I have read quite a bit about this topic and some people say you should use RO water; some people say distilled water. If I use regular aged water people say it will clog my misting system. Right now I am using distilled water bought from krogers and all my plants and frogs seem to be doing very well and fat. I have 4 leuc. juv. , 1 tinc. cobalt juv. , and a pair of auratus if that makes a difference. I am getting a pair of basti's soon. What should I use to mist the tanks with this system.


----------



## Philsuma (Jul 18, 2006)

RO...is what I am going to use for my misting system when I get it. Hard water (liquid rock) plays hell with the nozzles.

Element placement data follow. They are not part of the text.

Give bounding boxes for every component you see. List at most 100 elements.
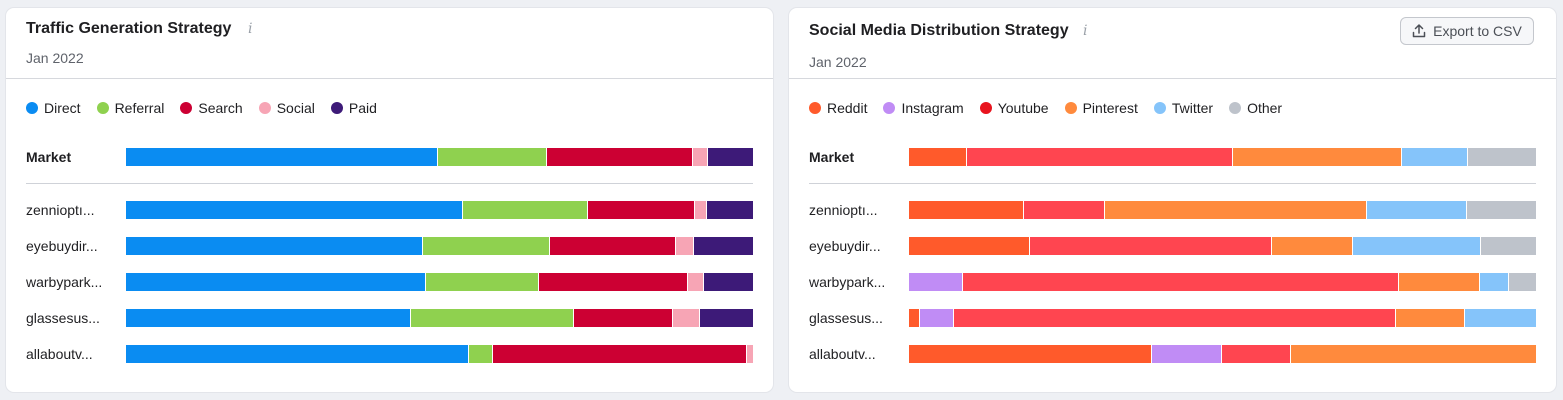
bar-segment-direct[interactable] xyxy=(126,345,469,363)
bar-segment-twitter[interactable] xyxy=(1366,201,1467,219)
bar-segment-paid[interactable] xyxy=(694,237,753,255)
competitor-label[interactable]: glassesus... xyxy=(809,310,883,326)
bar-segment-twitter[interactable] xyxy=(1479,273,1510,291)
bar-segment-referral[interactable] xyxy=(463,201,589,219)
social-media-card: Social Media Distribution Strategy i Jan… xyxy=(789,8,1556,392)
legend-item-search[interactable]: Search xyxy=(180,100,243,116)
bar-segment-youtube[interactable] xyxy=(967,148,1234,166)
bar-segment-referral[interactable] xyxy=(426,273,539,291)
bar-segment-instagram[interactable] xyxy=(919,309,955,327)
bar-segment-pinterest[interactable] xyxy=(1272,237,1353,255)
bar-segment-referral[interactable] xyxy=(468,345,493,363)
bar-segment-pinterest[interactable] xyxy=(1395,309,1466,327)
legend-item-instagram[interactable]: Instagram xyxy=(883,100,964,116)
competitor-label[interactable]: allaboutv... xyxy=(26,346,93,362)
stacked-bar xyxy=(126,273,753,291)
bar-segment-instagram[interactable] xyxy=(909,273,963,291)
bar-segment-paid[interactable] xyxy=(708,148,753,166)
bar-segment-reddit[interactable] xyxy=(909,309,920,327)
bar-segment-reddit[interactable] xyxy=(909,148,968,166)
bar-segment-other[interactable] xyxy=(1467,148,1536,166)
legend-label: Search xyxy=(198,100,243,116)
bar-segment-paid[interactable] xyxy=(704,273,753,291)
competitor-label[interactable]: eyebuydir... xyxy=(26,238,98,254)
bar-segment-twitter[interactable] xyxy=(1402,148,1468,166)
competitor-label[interactable]: zennioptı... xyxy=(26,202,95,218)
bar-segment-youtube[interactable] xyxy=(962,273,1400,291)
competitor-label[interactable]: allaboutv... xyxy=(809,346,876,362)
bar-segment-search[interactable] xyxy=(588,201,696,219)
legend-item-social[interactable]: Social xyxy=(258,100,315,116)
bar-segment-pinterest[interactable] xyxy=(1233,148,1403,166)
stacked-bar xyxy=(909,148,1536,166)
bar-segment-other[interactable] xyxy=(1466,201,1536,219)
stacked-bar xyxy=(126,201,753,219)
date-label: Jan 2022 xyxy=(26,50,84,66)
legend-dot-icon xyxy=(1229,102,1242,114)
legend-item-paid[interactable]: Paid xyxy=(330,100,377,116)
bar-segment-social[interactable] xyxy=(687,273,705,291)
bar-segment-other[interactable] xyxy=(1509,273,1536,291)
bar-segment-direct[interactable] xyxy=(126,309,411,327)
stacked-bar xyxy=(126,309,753,327)
bar-segment-reddit[interactable] xyxy=(909,237,1030,255)
bar-segment-referral[interactable] xyxy=(437,148,548,166)
bar-segment-reddit[interactable] xyxy=(909,201,1025,219)
bar-segment-direct[interactable] xyxy=(126,148,438,166)
competitor-label[interactable]: warbypark... xyxy=(809,274,886,290)
bar-segment-pinterest[interactable] xyxy=(1104,201,1367,219)
bar-segment-pinterest[interactable] xyxy=(1290,345,1536,363)
bar-segment-reddit[interactable] xyxy=(909,345,1153,363)
legend-dot-icon xyxy=(1153,102,1166,114)
bar-segment-search[interactable] xyxy=(547,148,694,166)
bar-segment-search[interactable] xyxy=(573,309,673,327)
bar-segment-youtube[interactable] xyxy=(1030,237,1273,255)
stacked-bar xyxy=(126,148,753,166)
bar-segment-social[interactable] xyxy=(695,201,708,219)
bar-segment-paid[interactable] xyxy=(707,201,753,219)
bar-segment-twitter[interactable] xyxy=(1465,309,1536,327)
bar-segment-social[interactable] xyxy=(693,148,709,166)
bar-segment-other[interactable] xyxy=(1480,237,1536,255)
legend-dot-icon xyxy=(809,102,821,114)
bar-segment-direct[interactable] xyxy=(126,201,464,219)
legend-item-youtube[interactable]: Youtube xyxy=(979,100,1049,116)
export-csv-button[interactable]: Export to CSV xyxy=(1400,17,1534,45)
card-title: Traffic Generation Strategy xyxy=(26,20,232,37)
bar-segment-instagram[interactable] xyxy=(1152,345,1222,363)
legend-item-direct[interactable]: Direct xyxy=(26,100,81,116)
bar-segment-social[interactable] xyxy=(676,237,695,255)
bar-segment-youtube[interactable] xyxy=(1024,201,1105,219)
legend-dot-icon xyxy=(1064,102,1077,114)
bar-segment-direct[interactable] xyxy=(126,237,423,255)
legend-dot-icon xyxy=(180,102,193,114)
legend-item-reddit[interactable]: Reddit xyxy=(809,100,867,116)
legend-item-twitter[interactable]: Twitter xyxy=(1153,100,1213,116)
bar-segment-social[interactable] xyxy=(747,345,753,363)
bar-segment-search[interactable] xyxy=(550,237,677,255)
bar-segment-paid[interactable] xyxy=(699,309,753,327)
info-icon[interactable]: i xyxy=(1083,23,1088,39)
bar-segment-referral[interactable] xyxy=(410,309,574,327)
bar-segment-social[interactable] xyxy=(672,309,700,327)
competitor-label[interactable]: zennioptı... xyxy=(809,202,878,218)
competitor-label[interactable]: glassesus... xyxy=(26,310,100,326)
bar-segment-direct[interactable] xyxy=(126,273,427,291)
bar-segment-referral[interactable] xyxy=(422,237,551,255)
market-label: Market xyxy=(26,149,72,165)
bar-segment-search[interactable] xyxy=(492,345,748,363)
competitor-label[interactable]: warbypark... xyxy=(26,274,103,290)
bar-segment-youtube[interactable] xyxy=(1221,345,1291,363)
info-icon[interactable]: i xyxy=(248,21,253,37)
legend-item-other[interactable]: Other xyxy=(1229,100,1282,116)
bar-segment-twitter[interactable] xyxy=(1352,237,1481,255)
competitor-label[interactable]: eyebuydir... xyxy=(809,238,881,254)
bar-segment-youtube[interactable] xyxy=(954,309,1396,327)
bar-segment-search[interactable] xyxy=(538,273,688,291)
legend-label: Reddit xyxy=(827,100,868,116)
legend-item-pinterest[interactable]: Pinterest xyxy=(1064,100,1138,116)
legend-item-referral[interactable]: Referral xyxy=(96,100,164,116)
legend-dot-icon xyxy=(26,102,38,114)
legend-label: Pinterest xyxy=(1082,100,1138,116)
bar-segment-pinterest[interactable] xyxy=(1399,273,1480,291)
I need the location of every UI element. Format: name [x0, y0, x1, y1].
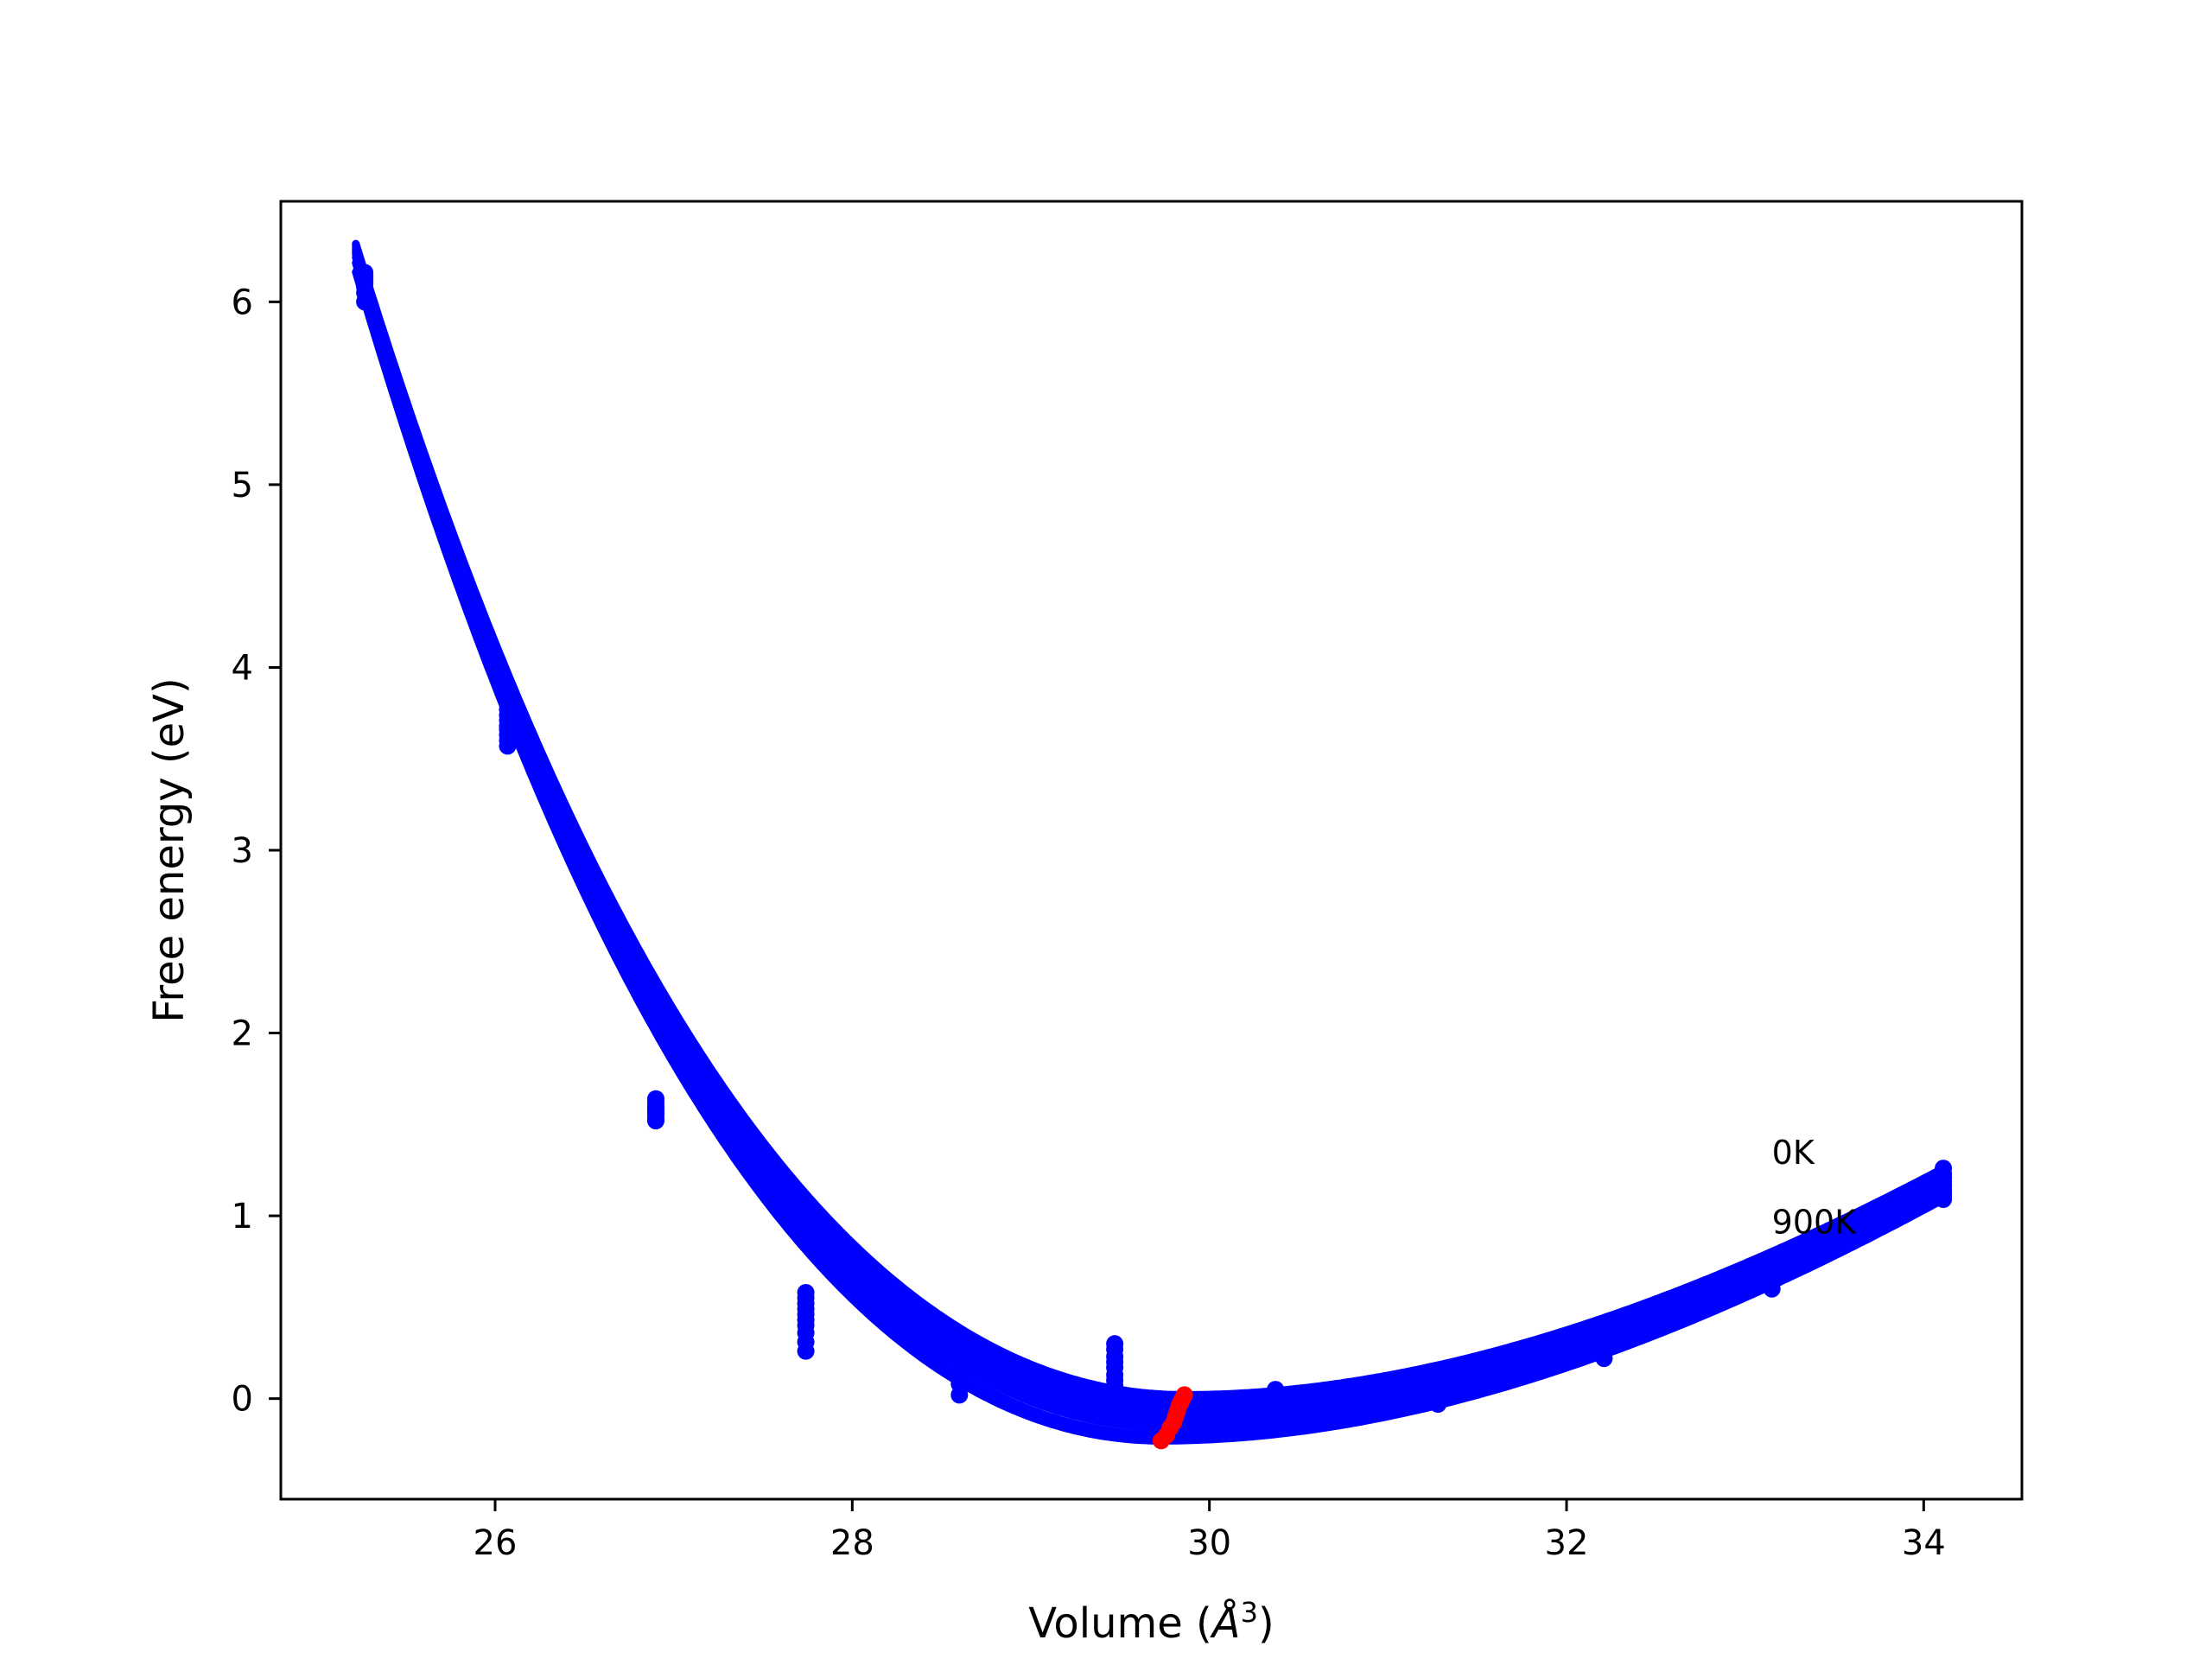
- data-point-900k-0: [356, 293, 374, 311]
- data-point-900k-3: [797, 1342, 815, 1360]
- plot-frame: [279, 200, 2024, 1501]
- y-tick-label-3: 3: [232, 831, 253, 871]
- x-tick-label-28: 28: [830, 1523, 874, 1563]
- data-point-900k-9: [1763, 1280, 1781, 1298]
- data-point-900k-5: [1106, 1393, 1124, 1411]
- data-point-900k-2: [647, 1112, 664, 1130]
- x-tick-label-30: 30: [1187, 1523, 1231, 1563]
- fit-curve-200k: [352, 243, 1946, 1407]
- data-point-900k-6: [1267, 1417, 1285, 1435]
- x-axis-label-exponent: 3: [1241, 1596, 1258, 1629]
- fit-curve-600k: [352, 250, 1946, 1427]
- fit-curve-700k: [352, 253, 1946, 1432]
- fit-curves: [352, 239, 1946, 1445]
- x-axis-label-symbol: Å: [1210, 1599, 1241, 1648]
- y-axis-ticks: 0 1 2 3 4 5 6: [232, 283, 281, 1420]
- annotation-900k: 900K: [1772, 1203, 1858, 1241]
- data-point-900k-7: [1429, 1395, 1447, 1413]
- x-axis-ticks: 26 28 30 32 34: [474, 1499, 1946, 1563]
- y-tick-label-0: 0: [232, 1380, 253, 1420]
- x-axis-label: Volume (Å3): [1028, 1596, 1274, 1648]
- x-tick-label-32: 32: [1545, 1523, 1589, 1563]
- fit-curve-900k: [352, 268, 1946, 1445]
- fit-curve-300k: [352, 245, 1946, 1410]
- fit-curve-0k: [352, 239, 1946, 1399]
- y-tick-label-4: 4: [232, 648, 253, 688]
- y-tick-label-2: 2: [232, 1014, 253, 1054]
- minimum-markers: [1152, 1386, 1193, 1450]
- annotations: 0K 900K: [1772, 1134, 1858, 1241]
- fit-curve-400k: [352, 246, 1946, 1415]
- y-axis-label: Free energy (eV): [145, 677, 194, 1022]
- y-tick-label-5: 5: [232, 466, 253, 505]
- data-point-900k-1: [499, 737, 517, 755]
- fit-curve-800k: [352, 258, 1946, 1440]
- data-point-900k-8: [1595, 1350, 1613, 1368]
- data-markers: [356, 264, 1953, 1435]
- x-axis-label-text: Volume (: [1028, 1599, 1212, 1648]
- minimum-point-900k: [1152, 1432, 1170, 1450]
- annotation-0k: 0K: [1772, 1134, 1815, 1172]
- x-axis-label-close: ): [1258, 1599, 1274, 1648]
- x-tick-label-26: 26: [474, 1523, 518, 1563]
- x-tick-label-34: 34: [1902, 1523, 1946, 1563]
- y-tick-label-1: 1: [232, 1197, 253, 1236]
- data-point-900k-4: [950, 1386, 969, 1404]
- data-point-900k-10: [1935, 1191, 1953, 1209]
- fit-curve-500k: [352, 248, 1946, 1421]
- y-tick-label-6: 6: [232, 283, 253, 322]
- fit-curve-100k: [352, 241, 1946, 1403]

now for tad, eggs and frog related water issues - aged tap or spring water.


----------



## gary1218 (Dec 31, 2005)

I use distilled water. I think it's probably a little easier to find than RO water.


----------



## Catfur (Oct 5, 2004)

Distilled water may be easier to find in the store (I think this is changing, though). But you can get an RO system installed in your house for pretty cheap, making it readily available.


----------



## jeffdart (May 21, 2008)

I get my ro water from a water store, they use no chemicals and its got some extra filtation. Best of all its .35 cents a gallon.


----------



## chinoanoah (Mar 9, 2009)

jeffdart said:


> I get my ro water from a water store, they use no chemicals and its got some extra filtation. Best of all its .35 cents a gallon.


What's a water store?


----------



## jeffdart (May 21, 2008)

Well its a place that takes city water and filter it many ways without chemicals. They have a huge filtering system. Then people go in and fill up whatever sized jugs up. Cool thing with the one I go to is I can get water 24 hours a day from them. They have a dispencer outside of their building. I get a five gallon jug filled for a $1.50.


----------



## theglassfrog (Sep 6, 2009)

im a scientific glass blower and we use ro water to wash the glass so i can get it all day long for FREE!


----------



## Mworks (Mar 23, 2008)

I use filtered rain water in my misting system - thought I'd copy nature! The plants and frogs seem to thrive with it - any one else use rain water? I do live in a pretty rural area here in the UK.

Regards
Marcus


----------



## Catfur (Oct 5, 2004)

Mworks said:


> I use filtered rain water in my misting system - thought I'd copy nature! The plants and frogs seem to thrive with it - any one else use rain water? I do live in a pretty rural area here in the UK.
> 
> Regards
> Marcus


Do you have a cistern? How do you collect it?


----------



## Mworks (Mar 23, 2008)

Catfur said:


> Do you have a cistern? How do you collect it?


It collects off one of the outhouse roof's then runs into a 200ltr water butt. The roof is corrugated metal sheet which I keep very clean. The rain water runs into the water butt then I collect and filter it whenever necessary. Works a treat and like I said the plants and frogs thrive with it. One every three filings of my misting system I half fill the res with fitered tap water to make sure some lime and other 'goodies' gets into the mix.

Regards
Marcus


----------